Documentation / arch / x86 / x86_64 / fred.rst


Based on kernel version 6.11. Page generated on 2024-09-24 08:21 EST.

1 2 3 4 5 6 7 8 9 10 11 12 13 14 15 16 17 18 19 20 21 22 23 24 25 26 27 28 29 30 31 32 33 34 35 36 37 38 39 40 41 42 43 44 45 46 47 48 49 50 51 52 53 54 55 56 57 58 59 60 61 62 63 64 65 66 67 68 69 70 71 72 73 74 75 76 77 78 79 80 81 82 83 84 85 86 87 88 89 90 91 92 93 94 95 96
.. SPDX-License-Identifier: GPL-2.0

=========================================
Flexible Return and Event Delivery (FRED)
=========================================

Overview
========

The FRED architecture defines simple new transitions that change
privilege level (ring transitions). The FRED architecture was
designed with the following goals:

1) Improve overall performance and response time by replacing event
   delivery through the interrupt descriptor table (IDT event
   delivery) and event return by the IRET instruction with lower
   latency transitions.

2) Improve software robustness by ensuring that event delivery
   establishes the full supervisor context and that event return
   establishes the full user context.

The new transitions defined by the FRED architecture are FRED event
delivery and, for returning from events, two FRED return instructions.
FRED event delivery can effect a transition from ring 3 to ring 0, but
it is used also to deliver events incident to ring 0. One FRED
instruction (ERETU) effects a return from ring 0 to ring 3, while the
other (ERETS) returns while remaining in ring 0. Collectively, FRED
event delivery and the FRED return instructions are FRED transitions.

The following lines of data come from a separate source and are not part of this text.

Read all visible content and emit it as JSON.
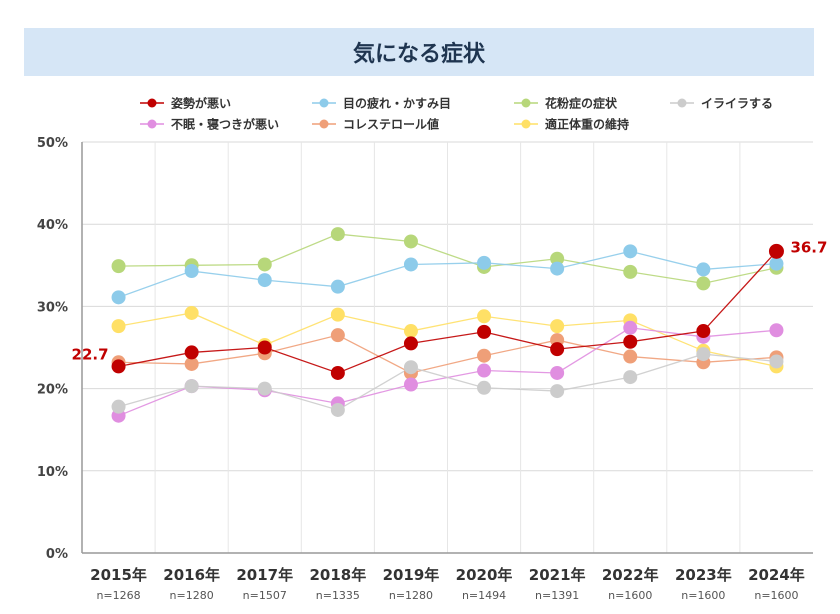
{
  "chart_data": {
    "type": "line",
    "title": "気になる症状",
    "xlabel": "",
    "ylabel": "",
    "ylim": [
      0,
      50
    ],
    "yticks": [
      "0%",
      "10%",
      "20%",
      "30%",
      "40%",
      "50%"
    ],
    "grid": true,
    "legend_position": "top",
    "categories": [
      "2015年",
      "2016年",
      "2017年",
      "2018年",
      "2019年",
      "2020年",
      "2021年",
      "2022年",
      "2023年",
      "2024年"
    ],
    "sample_sizes": [
      "n=1268",
      "n=1280",
      "n=1507",
      "n=1335",
      "n=1280",
      "n=1494",
      "n=1391",
      "n=1600",
      "n=1600",
      "n=1600"
    ],
    "series": [
      {
        "name": "姿勢が悪い",
        "color": "#c00000",
        "values": [
          22.7,
          24.4,
          25.0,
          21.9,
          25.5,
          26.9,
          24.8,
          25.7,
          27.0,
          36.7
        ]
      },
      {
        "name": "目の疲れ・かすみ目",
        "color": "#8dcbea",
        "values": [
          31.1,
          34.3,
          33.2,
          32.4,
          35.1,
          35.3,
          34.6,
          36.7,
          34.5,
          35.2
        ]
      },
      {
        "name": "花粉症の症状",
        "color": "#b7d77a",
        "values": [
          34.9,
          35.0,
          35.1,
          38.8,
          37.9,
          34.8,
          35.8,
          34.2,
          32.8,
          34.7
        ]
      },
      {
        "name": "イライラする",
        "color": "#cccccc",
        "values": [
          17.8,
          20.3,
          20.0,
          17.4,
          22.6,
          20.1,
          19.7,
          21.4,
          24.2,
          23.3
        ]
      },
      {
        "name": "不眠・寝つきが悪い",
        "color": "#e08ee0",
        "values": [
          16.7,
          20.3,
          19.8,
          18.2,
          20.5,
          22.2,
          21.9,
          27.4,
          26.3,
          27.1
        ]
      },
      {
        "name": "コレステロール値",
        "color": "#ef9f78",
        "values": [
          23.2,
          23.0,
          24.3,
          26.5,
          21.9,
          24.0,
          25.9,
          23.9,
          23.2,
          23.8
        ]
      },
      {
        "name": "適正体重の維持",
        "color": "#ffe066",
        "values": [
          27.6,
          29.2,
          25.3,
          29.0,
          27.0,
          28.8,
          27.6,
          28.3,
          24.6,
          22.7
        ]
      }
    ],
    "annotations": [
      {
        "series": "姿勢が悪い",
        "index": 0,
        "text": "22.7"
      },
      {
        "series": "姿勢が悪い",
        "index": 9,
        "text": "36.7"
      }
    ]
  }
}
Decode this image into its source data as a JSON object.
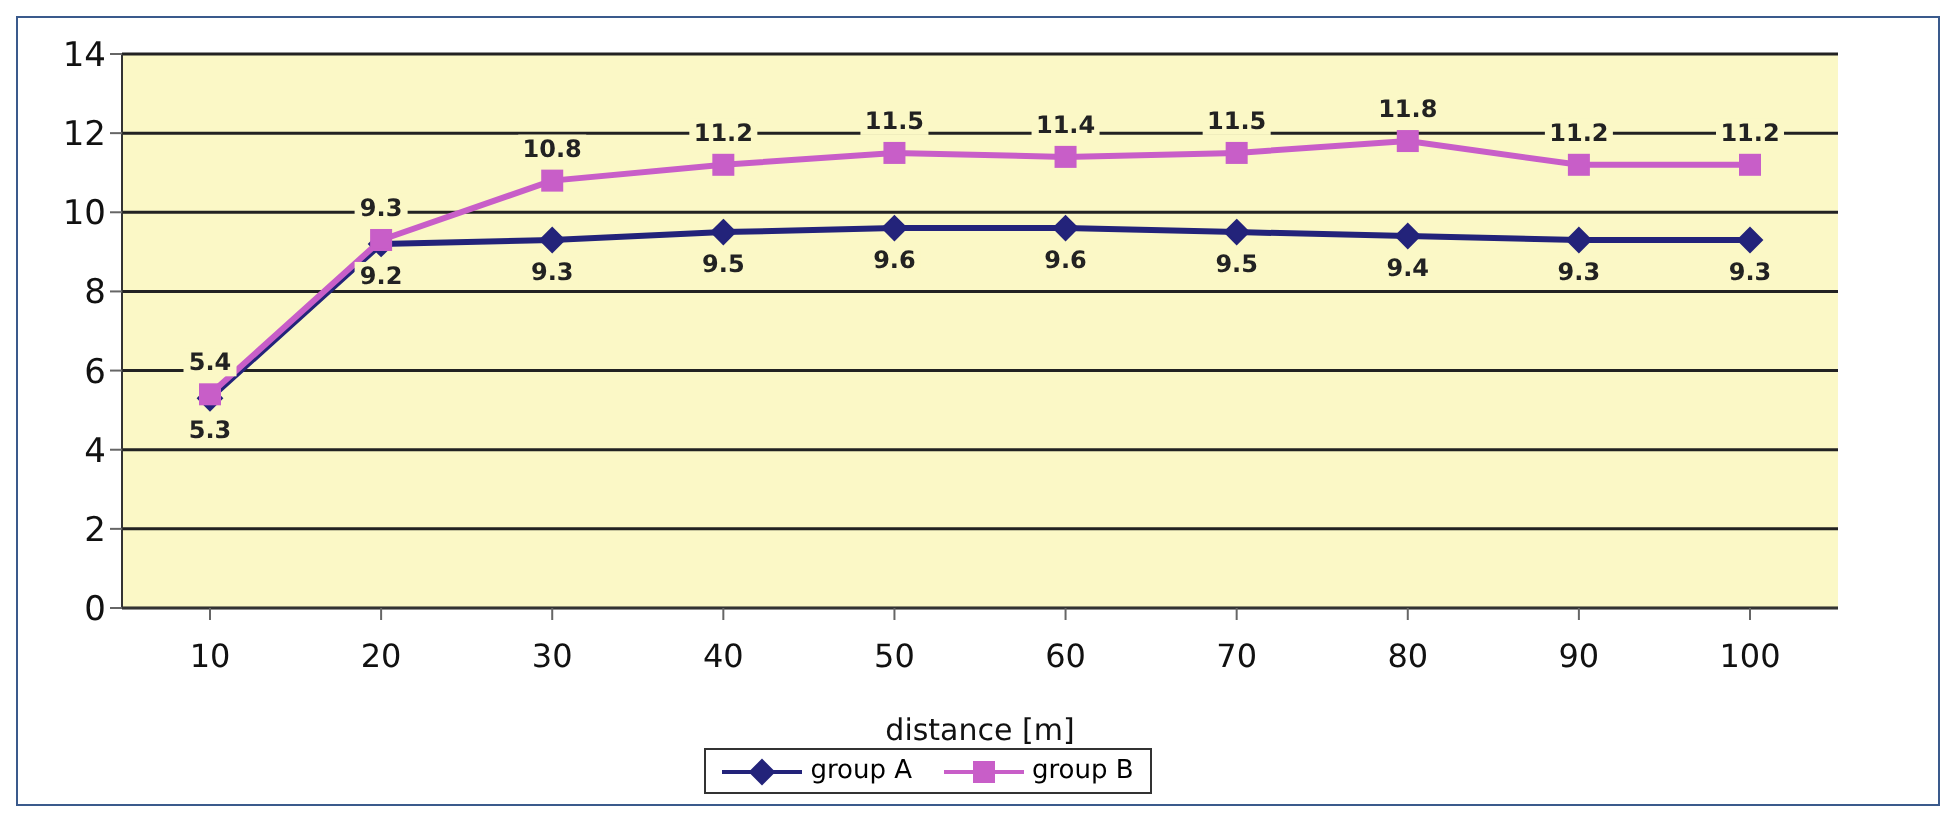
{
  "chart_data": {
    "type": "line",
    "xlabel": "distance [m]",
    "categories": [
      "10",
      "20",
      "30",
      "40",
      "50",
      "60",
      "70",
      "80",
      "90",
      "100"
    ],
    "series": [
      {
        "name": "group A",
        "color": "#23237a",
        "marker": "diamond",
        "values": [
          5.3,
          9.2,
          9.3,
          9.5,
          9.6,
          9.6,
          9.5,
          9.4,
          9.3,
          9.3
        ]
      },
      {
        "name": "group B",
        "color": "#c85ec8",
        "marker": "square",
        "values": [
          5.4,
          9.3,
          10.8,
          11.2,
          11.5,
          11.4,
          11.5,
          11.8,
          11.2,
          11.2
        ]
      }
    ],
    "ylim": [
      0,
      14
    ],
    "yticks": [
      0,
      2,
      4,
      6,
      8,
      10,
      12,
      14
    ],
    "grid": "y",
    "legend": "bottom",
    "data_labels": true
  }
}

In addition to these transitions, the FRED architecture defines a new
instruction (LKGS) for managing the state of the GS segment register.
The LKGS instruction can be used by 64-bit operating systems that do
not use the new FRED transitions.

Furthermore, the FRED architecture is easy to extend for future CPU
architectures.

Software based event dispatching
================================

FRED operates differently from IDT in terms of event handling. Instead
of directly dispatching an event to its handler based on the event
vector, FRED requires the software to dispatch an event to its handler
based on both the event's type and vector. Therefore, an event dispatch
framework must be implemented to facilitate the event-to-handler
dispatch process. The FRED event dispatch framework takes control
once an event is delivered, and employs a two-level dispatch.

The first level dispatching is event type based, and the second level
dispatching is event vector based.

Full supervisor/user context
============================

FRED event delivery atomically save and restore full supervisor/user
context upon event delivery and return. Thus it avoids the problem of
transient states due to %cr2 and/or %dr6, and it is no longer needed
to handle all the ugly corner cases caused by half baked entry states.

FRED allows explicit unblock of NMI with new event return instructions
ERETS/ERETU, avoiding the mess caused by IRET which unconditionally
unblocks NMI, e.g., when an exception happens during NMI handling.

FRED always restores the full value of %rsp, thus ESPFIX is no longer
needed when FRED is enabled.

LKGS
====

LKGS behaves like the MOV to GS instruction except that it loads the
base address into the IA32_KERNEL_GS_BASE MSR instead of the GS
segment’s descriptor cache. With LKGS, it ends up with avoiding
mucking with kernel GS, i.e., an operating system can always operate
with its own GS base address.

Because FRED event delivery from ring 3 and ERETU both swap the value
of the GS base address and that of the IA32_KERNEL_GS_BASE MSR, plus
the introduction of LKGS instruction, the SWAPGS instruction is no
longer needed when FRED is enabled, thus is disallowed (#UD).

Stack levels
============

4 stack levels 0~3 are introduced to replace the nonreentrant IST for
event handling, and each stack level should be configured to use a
dedicated stack.

The current stack level could be unchanged or go higher upon FRED
event delivery. If unchanged, the CPU keeps using the current event
stack. If higher, the CPU switches to a new event stack specified by
the MSR of the new stack level, i.e., MSR_IA32_FRED_RSP[123].

Only execution of a FRED return instruction ERET[US], could lower the
current stack level, causing the CPU to switch back to the stack it was
on before a previous event delivery that promoted the stack level.